Les manifestations visibles de la corrosion des armatures suivent une séquence progressive caractéristique qui permet aux inspecteurs expérimentés d’évaluer la sévérité et l’étendue des dommages à partir de la surface du béton. Le premier signe visible est la trace de rouille — une décoloration brun-rougeâtre à brun foncé sur la surface du béton causée par des composés de fer solubles (principalement des ions Fe²⁺ et Fe³⁺) migrant à travers le réseau de pores du béton et émergeant à la surface. Ces traces suivent souvent le motif géométrique du quadrillage des armatures sous-jacentes, fournissant une carte visuelle des zones de corrosion active. L’intensité des traces est grossièrement corrélée à l’activité de corrosion mais pas directement à la perte de section — une petite piqûre active peut produire des traces de surface étendues tandis qu’une corrosion uniforme avancée peut produire relativement peu de décoloration de surface si le béton est dense.

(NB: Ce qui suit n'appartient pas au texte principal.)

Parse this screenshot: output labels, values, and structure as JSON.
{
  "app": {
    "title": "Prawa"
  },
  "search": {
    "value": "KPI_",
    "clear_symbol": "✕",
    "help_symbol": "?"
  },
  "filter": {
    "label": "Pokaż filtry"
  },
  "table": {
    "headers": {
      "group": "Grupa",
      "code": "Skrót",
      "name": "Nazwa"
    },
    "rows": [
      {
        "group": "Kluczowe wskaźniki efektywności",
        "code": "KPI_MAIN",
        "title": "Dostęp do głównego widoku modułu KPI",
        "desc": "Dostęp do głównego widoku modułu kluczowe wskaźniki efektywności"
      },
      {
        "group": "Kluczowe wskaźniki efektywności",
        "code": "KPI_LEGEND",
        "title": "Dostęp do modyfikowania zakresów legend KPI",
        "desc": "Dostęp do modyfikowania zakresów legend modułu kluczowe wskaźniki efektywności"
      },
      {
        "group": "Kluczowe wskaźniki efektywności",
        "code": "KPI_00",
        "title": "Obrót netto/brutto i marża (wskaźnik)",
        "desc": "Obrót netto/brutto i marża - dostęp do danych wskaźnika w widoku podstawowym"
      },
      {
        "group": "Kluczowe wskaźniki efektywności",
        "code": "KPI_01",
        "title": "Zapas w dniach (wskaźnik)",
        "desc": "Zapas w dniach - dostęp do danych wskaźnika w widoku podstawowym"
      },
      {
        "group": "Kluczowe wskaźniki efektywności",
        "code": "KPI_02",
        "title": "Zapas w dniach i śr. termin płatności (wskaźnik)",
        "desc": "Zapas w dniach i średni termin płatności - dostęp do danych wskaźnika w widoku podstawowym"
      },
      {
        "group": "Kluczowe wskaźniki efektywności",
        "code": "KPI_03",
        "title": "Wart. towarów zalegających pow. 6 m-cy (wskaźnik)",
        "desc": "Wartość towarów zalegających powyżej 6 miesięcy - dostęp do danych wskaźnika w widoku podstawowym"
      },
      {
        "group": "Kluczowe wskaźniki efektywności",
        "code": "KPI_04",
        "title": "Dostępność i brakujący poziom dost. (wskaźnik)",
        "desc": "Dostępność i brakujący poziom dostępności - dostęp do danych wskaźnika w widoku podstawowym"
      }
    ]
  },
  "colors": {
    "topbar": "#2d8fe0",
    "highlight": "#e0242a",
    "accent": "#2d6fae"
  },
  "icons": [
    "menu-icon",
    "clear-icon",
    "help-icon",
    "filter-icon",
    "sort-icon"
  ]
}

Après les traces, des fissures longitudinales fines se développent parallèlement à la direction des armatures. Ces fissures résultent des contraintes de traction circonférentielles générées par l’expansion des produits de corrosion autour des barres individuelles. L’orientation des fissures suit la disposition des armatures — les fissures longitudinales apparaissent directement au-dessus et alignées avec les barres sous-jacentes. Les largeurs de fissures progressent de capillaires (moins de 0,1 mm) à modérées (0,1 à 0,5 mm) puis à avancées (plus de 0,5 mm). Les largeurs de fissures dépassant 1,0 mm indiquent une corrosion sévère où l’intégrité de l’enrobage du béton est substantiellement compromise et une intervention immédiate est probablement nécessaire. Lorsque plusieurs barres adjacentes se corrodent, une fissuration en quadrillage émerge — des fissures dans deux directions orthogonales suivant le motif du quadrillage d’armatures de la structure.
Le délaminage représente l’étape suivante, où des fissures horizontales internes se propagent dans le béton au niveau des armatures, séparant le béton d’enrobage du matériau sain sous-jacent. Le délaminage est souvent invisible à l’œil nu mais peut être détecté par sondage au marteau ou traction de chaîne — des techniques standard définies dans l’ASTM D4580 (Pratique standard pour la mesure du délaminage dans les tabliers de pont en béton). Le béton sain produit un son clair et résonnant lorsqu’on le frappe avec un marteau ou une chaîne. Le béton délaminé produit un son creux, comme un tambour, car la couche séparée vibre indépendamment. La traction d’une chaîne sur un tablier de pont produit un cliquetis caractéristique sur les zones délaminées qui se distingue clairement du son solide sur le béton intact. Les inspecteurs qualifiés peuvent cartographier les limites de délaminage avec une remarquable précision en utilisant ces simples méthodes acoustiques, et les résultats peuvent être marqués directement sur la surface du tablier à la peinture en aérosol pour la documentation et la planification des réparations.
L’éclatement est le stade visible terminal où le béton délaminé se détache de la surface, tombant en écailles ou en morceaux. L’éclatement commence généralement aux angles, aux bords et aux joints de construction où l’enrobage de béton est le plus mince, puis progresse vers l’intérieur à mesure que la corrosion avance. Les armatures exposées avec de la rouille visible et une perte de section mesurable sont l’indicateur définitif d’une corrosion avancée. Les fragments de béton au sol sous la structure sont un signe évident mais souvent négligé — ils représentent un danger pour la sécurité dû aux chutes de débris et indiquent que la structure nécessite une attention immédiate. D’autres indicateurs incluent l’efflorescence — des dépôts cristallins blancs de carbonate de calcium — qui peut accompagner la carbonatation et indiquer que l’humidité circule à travers le béton. Toute armature exposée avec une perte de matière visible (réduction du diamètre de la barre) nécessite une évaluation structurale par un ingénieur professionnel agréé pour déterminer la capacité résiduelle. L’ACI 222R souligne que la corrosion doit être confirmée par cartographie du potentiel de demi-cellule ou exposition directe car les seules traces de rouille peuvent provenir d’inclusions de fer superficielles, de particules de calamine dans les granulats ou d’une contamination de surface qui ne représente pas une corrosion structurale active.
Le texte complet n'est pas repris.